Nicht einen, gleich fünf Schritte rückwärts vollzieht der Sandman mit dieser hemmungslos albernen Westerncomedy, deren humorige Ebene sich irgendwo zwischen „The Waterboy“ und „Little Nicky“ platziert, wobei die Nähe zu letztgenanntem als Genreparodie sich besonders dicht ausnimmt. Nach der capraesk geratenen Entwicklung der letzten Jahre, in denen Adam Sandler ja vor allem die amerikanische Mittelklassefamilie nebst ihren Minimalkrisen und vor diesem Hintergrund die akute Weigerung des Frühvierzigers, sich dem Älterwerden zu stellen, vivisezierte, orientiert er sich im Falle „The Ridulous 6“ schamlos regressiv.

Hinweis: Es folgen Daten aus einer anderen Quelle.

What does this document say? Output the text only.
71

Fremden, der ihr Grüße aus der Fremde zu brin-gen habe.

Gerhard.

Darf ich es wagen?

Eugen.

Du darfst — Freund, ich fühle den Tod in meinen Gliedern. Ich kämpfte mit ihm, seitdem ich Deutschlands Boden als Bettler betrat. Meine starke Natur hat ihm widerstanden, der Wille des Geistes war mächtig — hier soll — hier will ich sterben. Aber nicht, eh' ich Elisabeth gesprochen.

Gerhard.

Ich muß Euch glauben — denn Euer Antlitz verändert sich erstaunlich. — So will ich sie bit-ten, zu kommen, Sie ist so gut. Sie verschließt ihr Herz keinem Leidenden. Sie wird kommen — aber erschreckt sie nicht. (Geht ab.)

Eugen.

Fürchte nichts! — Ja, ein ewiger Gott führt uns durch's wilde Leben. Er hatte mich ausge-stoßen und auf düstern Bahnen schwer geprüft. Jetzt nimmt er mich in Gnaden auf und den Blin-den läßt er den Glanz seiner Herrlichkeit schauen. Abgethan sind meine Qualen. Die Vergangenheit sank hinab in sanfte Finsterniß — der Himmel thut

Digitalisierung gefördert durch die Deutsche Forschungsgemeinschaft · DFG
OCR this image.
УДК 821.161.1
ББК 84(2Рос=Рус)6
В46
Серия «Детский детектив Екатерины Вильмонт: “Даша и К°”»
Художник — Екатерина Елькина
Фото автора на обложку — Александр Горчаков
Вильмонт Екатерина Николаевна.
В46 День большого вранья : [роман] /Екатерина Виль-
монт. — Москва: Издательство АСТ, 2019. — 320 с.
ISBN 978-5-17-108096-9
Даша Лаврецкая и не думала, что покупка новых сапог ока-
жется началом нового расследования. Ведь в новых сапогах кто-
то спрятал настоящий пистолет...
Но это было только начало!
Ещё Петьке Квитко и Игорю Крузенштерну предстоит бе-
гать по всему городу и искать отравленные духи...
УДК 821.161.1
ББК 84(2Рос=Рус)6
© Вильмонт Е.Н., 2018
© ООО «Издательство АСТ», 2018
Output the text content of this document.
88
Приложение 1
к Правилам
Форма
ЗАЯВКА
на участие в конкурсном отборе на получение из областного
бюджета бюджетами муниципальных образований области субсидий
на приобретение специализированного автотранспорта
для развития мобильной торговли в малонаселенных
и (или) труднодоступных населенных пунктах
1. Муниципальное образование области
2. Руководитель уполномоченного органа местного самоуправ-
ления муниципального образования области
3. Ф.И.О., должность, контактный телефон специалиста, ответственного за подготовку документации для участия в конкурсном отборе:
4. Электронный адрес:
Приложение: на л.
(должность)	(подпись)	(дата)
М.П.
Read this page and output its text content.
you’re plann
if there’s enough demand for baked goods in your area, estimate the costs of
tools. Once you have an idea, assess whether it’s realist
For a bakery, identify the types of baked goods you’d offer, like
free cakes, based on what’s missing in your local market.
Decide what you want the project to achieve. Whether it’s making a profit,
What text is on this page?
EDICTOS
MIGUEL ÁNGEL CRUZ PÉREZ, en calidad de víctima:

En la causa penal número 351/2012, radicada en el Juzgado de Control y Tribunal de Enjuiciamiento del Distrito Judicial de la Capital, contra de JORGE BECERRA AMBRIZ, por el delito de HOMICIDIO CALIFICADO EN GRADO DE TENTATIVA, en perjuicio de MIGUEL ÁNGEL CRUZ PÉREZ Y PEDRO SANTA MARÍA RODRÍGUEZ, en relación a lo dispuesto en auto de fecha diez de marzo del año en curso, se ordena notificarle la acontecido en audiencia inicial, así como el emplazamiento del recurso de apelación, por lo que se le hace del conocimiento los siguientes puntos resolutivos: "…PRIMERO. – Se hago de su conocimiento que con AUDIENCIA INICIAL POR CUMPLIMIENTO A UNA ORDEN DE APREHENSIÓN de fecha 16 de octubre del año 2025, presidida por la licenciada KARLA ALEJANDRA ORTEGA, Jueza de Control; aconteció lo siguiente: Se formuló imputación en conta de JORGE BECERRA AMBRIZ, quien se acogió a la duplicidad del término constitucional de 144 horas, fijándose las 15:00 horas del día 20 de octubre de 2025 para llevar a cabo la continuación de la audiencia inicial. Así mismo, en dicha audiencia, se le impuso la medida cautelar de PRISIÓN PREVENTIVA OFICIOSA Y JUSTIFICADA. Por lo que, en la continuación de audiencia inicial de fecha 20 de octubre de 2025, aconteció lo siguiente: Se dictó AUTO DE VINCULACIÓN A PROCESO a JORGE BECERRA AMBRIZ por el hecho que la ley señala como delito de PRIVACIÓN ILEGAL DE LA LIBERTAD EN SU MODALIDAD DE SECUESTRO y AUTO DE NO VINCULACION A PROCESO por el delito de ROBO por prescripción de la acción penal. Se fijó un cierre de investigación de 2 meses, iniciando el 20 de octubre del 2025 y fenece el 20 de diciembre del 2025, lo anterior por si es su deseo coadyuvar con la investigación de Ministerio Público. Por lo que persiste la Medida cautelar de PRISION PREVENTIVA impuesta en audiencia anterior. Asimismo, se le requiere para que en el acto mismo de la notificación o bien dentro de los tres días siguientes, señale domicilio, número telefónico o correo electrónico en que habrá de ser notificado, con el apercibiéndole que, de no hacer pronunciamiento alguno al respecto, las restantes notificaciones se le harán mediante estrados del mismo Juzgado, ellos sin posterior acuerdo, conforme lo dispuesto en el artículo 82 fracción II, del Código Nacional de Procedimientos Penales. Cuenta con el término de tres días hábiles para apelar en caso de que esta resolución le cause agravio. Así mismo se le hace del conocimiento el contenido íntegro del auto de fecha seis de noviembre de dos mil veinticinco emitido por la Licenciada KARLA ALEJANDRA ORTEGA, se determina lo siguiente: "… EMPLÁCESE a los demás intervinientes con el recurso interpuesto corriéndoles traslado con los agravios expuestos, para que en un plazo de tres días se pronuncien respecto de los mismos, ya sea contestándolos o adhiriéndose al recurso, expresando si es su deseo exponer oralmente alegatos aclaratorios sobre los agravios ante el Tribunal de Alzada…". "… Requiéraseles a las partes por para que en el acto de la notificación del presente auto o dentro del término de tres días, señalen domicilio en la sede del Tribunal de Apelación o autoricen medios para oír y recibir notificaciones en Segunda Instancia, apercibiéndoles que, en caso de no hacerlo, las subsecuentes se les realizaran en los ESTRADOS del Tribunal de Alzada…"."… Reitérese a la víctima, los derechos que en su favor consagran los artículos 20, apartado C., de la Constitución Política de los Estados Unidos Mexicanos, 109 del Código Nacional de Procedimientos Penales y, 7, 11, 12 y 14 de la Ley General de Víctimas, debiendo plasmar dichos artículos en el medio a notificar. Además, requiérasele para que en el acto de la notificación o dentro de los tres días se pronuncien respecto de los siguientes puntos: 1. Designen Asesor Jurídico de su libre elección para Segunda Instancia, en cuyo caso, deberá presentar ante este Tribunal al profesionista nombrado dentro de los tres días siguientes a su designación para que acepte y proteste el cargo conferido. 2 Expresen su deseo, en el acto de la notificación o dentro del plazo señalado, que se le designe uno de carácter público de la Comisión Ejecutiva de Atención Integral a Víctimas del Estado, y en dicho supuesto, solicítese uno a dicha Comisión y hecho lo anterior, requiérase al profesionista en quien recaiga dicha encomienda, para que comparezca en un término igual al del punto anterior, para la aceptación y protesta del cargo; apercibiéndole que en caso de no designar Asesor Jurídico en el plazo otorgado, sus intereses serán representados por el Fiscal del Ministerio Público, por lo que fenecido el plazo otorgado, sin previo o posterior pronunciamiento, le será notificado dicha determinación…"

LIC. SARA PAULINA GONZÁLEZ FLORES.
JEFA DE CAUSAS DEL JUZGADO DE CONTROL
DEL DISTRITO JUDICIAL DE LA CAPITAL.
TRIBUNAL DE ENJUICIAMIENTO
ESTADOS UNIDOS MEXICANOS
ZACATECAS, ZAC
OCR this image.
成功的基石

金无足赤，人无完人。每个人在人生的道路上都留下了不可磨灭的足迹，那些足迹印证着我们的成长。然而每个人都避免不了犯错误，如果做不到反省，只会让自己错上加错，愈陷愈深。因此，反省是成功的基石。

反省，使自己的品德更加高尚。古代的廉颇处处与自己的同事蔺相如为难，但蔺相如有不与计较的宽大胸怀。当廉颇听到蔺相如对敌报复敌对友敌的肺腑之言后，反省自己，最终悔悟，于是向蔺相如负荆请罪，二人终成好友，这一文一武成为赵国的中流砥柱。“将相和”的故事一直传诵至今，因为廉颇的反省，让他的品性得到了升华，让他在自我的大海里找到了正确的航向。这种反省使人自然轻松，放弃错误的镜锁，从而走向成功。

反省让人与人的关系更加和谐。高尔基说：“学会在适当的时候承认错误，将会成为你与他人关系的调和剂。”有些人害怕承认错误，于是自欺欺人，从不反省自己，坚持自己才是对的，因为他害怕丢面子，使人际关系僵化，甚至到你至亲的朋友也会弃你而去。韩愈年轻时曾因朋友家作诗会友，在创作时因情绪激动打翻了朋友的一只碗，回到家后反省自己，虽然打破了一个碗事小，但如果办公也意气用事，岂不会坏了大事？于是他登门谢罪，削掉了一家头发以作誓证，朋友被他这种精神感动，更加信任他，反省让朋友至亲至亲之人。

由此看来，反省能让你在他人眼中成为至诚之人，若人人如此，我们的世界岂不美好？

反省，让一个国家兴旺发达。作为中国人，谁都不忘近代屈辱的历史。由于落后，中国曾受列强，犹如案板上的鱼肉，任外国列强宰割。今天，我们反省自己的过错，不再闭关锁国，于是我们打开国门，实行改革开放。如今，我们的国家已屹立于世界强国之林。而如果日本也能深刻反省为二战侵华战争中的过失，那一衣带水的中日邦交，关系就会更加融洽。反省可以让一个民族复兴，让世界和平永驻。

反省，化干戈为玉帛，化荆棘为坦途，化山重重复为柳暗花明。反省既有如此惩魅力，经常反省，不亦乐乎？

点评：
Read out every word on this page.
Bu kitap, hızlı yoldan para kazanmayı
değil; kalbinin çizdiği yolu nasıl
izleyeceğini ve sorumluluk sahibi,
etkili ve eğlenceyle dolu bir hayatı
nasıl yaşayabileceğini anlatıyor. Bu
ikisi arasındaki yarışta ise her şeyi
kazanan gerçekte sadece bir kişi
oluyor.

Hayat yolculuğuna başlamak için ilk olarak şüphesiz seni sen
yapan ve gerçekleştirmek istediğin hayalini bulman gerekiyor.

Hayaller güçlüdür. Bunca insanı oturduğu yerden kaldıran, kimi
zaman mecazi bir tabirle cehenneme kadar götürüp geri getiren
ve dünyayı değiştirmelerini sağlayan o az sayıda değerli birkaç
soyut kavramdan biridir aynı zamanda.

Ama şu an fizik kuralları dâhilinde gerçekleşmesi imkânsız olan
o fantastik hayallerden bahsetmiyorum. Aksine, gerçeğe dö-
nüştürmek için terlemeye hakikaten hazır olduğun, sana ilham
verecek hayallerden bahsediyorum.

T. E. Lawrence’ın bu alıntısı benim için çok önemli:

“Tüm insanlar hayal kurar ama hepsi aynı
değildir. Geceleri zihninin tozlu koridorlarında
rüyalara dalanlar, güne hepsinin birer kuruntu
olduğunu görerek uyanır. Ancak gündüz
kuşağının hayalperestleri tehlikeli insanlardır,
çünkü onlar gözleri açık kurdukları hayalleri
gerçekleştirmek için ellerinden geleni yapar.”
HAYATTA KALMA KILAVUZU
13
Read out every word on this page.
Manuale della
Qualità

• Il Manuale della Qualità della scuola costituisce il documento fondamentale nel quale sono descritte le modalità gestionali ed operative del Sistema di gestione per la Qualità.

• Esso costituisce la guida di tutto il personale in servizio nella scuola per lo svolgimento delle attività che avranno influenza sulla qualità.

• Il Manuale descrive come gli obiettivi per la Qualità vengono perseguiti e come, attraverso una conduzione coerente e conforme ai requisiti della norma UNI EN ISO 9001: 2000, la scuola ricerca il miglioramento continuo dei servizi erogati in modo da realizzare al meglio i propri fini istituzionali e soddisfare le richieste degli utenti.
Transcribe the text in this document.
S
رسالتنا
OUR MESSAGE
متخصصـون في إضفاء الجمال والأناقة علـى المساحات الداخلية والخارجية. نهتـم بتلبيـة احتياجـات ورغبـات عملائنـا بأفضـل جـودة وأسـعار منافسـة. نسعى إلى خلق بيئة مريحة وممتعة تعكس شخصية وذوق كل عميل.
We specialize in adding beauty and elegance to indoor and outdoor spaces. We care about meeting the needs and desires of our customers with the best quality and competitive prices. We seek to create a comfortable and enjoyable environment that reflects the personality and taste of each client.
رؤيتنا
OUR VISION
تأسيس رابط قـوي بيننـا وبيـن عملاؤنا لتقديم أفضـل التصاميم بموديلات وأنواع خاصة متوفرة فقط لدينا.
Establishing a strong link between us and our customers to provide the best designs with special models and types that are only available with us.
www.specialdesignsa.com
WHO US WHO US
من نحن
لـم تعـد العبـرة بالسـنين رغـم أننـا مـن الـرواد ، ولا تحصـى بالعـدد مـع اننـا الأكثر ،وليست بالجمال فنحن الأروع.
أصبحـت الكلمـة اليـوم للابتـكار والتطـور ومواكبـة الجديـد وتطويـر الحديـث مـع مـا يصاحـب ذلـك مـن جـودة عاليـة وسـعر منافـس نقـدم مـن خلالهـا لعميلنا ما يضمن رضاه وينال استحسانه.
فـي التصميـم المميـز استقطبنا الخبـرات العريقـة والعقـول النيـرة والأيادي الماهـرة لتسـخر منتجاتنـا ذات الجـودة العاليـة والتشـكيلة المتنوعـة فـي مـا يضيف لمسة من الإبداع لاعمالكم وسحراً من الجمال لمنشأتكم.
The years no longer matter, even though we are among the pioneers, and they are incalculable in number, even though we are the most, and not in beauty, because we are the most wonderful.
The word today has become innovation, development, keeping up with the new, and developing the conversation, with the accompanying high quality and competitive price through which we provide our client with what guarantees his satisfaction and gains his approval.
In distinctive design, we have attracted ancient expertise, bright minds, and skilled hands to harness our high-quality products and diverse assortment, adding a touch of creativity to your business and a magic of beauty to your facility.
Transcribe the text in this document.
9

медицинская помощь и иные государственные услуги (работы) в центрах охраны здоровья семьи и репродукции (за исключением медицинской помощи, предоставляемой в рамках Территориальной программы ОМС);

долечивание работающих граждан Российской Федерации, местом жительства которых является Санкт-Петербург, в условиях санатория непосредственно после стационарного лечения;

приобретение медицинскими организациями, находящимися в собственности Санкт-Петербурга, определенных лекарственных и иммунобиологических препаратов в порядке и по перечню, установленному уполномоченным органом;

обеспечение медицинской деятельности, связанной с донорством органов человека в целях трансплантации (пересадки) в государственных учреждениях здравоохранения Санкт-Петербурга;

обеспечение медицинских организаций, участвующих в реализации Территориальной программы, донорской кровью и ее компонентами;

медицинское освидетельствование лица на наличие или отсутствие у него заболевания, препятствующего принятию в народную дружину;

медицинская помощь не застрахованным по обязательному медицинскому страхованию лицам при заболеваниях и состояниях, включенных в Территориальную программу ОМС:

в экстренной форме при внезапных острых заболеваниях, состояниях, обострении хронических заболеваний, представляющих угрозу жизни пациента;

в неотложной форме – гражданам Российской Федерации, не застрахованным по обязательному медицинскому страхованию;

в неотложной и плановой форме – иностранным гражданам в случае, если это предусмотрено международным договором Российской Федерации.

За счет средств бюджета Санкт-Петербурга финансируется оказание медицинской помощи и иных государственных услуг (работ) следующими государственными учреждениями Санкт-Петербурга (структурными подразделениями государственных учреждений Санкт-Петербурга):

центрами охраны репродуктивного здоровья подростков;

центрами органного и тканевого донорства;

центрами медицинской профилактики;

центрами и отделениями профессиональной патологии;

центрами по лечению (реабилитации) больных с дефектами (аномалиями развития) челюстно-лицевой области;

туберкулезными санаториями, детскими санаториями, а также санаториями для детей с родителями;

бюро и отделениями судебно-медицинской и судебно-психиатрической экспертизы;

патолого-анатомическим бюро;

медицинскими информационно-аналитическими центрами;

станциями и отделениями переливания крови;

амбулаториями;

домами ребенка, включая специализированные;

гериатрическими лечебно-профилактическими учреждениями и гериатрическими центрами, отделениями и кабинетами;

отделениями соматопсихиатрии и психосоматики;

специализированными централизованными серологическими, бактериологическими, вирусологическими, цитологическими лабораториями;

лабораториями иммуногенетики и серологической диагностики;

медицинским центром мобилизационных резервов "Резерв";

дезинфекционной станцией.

Furz- und Genitalwitze kommen da im Trommelfeuerakkord, über Dicke und Behinderte wird sich herzlich amüsiert, die feuchten Flatulenzen des Esels Burro, der die lächerlichen Sechs sozusagen als inoffizielles, siebtes Mitglied „anreichert“, erübrigen Stoff gleich für mehrere Schoten. Eine ganze Reihe Gaststars, darunter etliche altgediente (Steve Buscemi, John Turturro, David Spade, Jon Lovitz), geben sich in Minirollen ebenso die Ehre, wie andere, die sich dem Kanon neu einreihen (Luke Wilson, Nick Nolte). Harvey Keitel spielt einen ewig grinsenden Gauner, dessen dekapitiertes Haupt sogar immer noch grinst, Vanilla Ice gibt einen rappenden Mark Twain, Steve Zahn pult sich selbst ein Auge aus der Höhle, weil er zu einer idiotischen Outsider-Gang gehören will und so fort. Pietäts- und Geschmacksgrenzen kennt der Film nicht und unter anderem diese Tatsache hätte ihm wohl beinahe die Existenz versagt. Mittlerweile gilt der nichtsdestotrotz vielbeschäftigte Sandler nämlich selbst in Hollywood als ziemlich unfehlbarer Megaflop-Garant, weswegen ihm selbst seine früheren Kollaborateure bei Sony oder Paramount die Unterstützung verweigerten und nunmehr schließlich Netflix im Rahmen eines Vier-Filme-Pakets für den Vertrieb von „The Ridiculous 6“ sorgt. Ob der Film nun nichts mehr denn waschechter Bahpfui-Klamauk ist oder doch ein fürstliches Geschenk für den Sandman-Liebhaber früherer Stunden, das mag ein jeder für sich selbst entscheiden. Liebenswert an ihm ist in jedem Falle, dass er seine Sache rigoros durchzieht. Eine gutgemeinte Warnung an jedweden potenziellen Betrachter möchte ich dennoch nicht unausgesprochen wissen.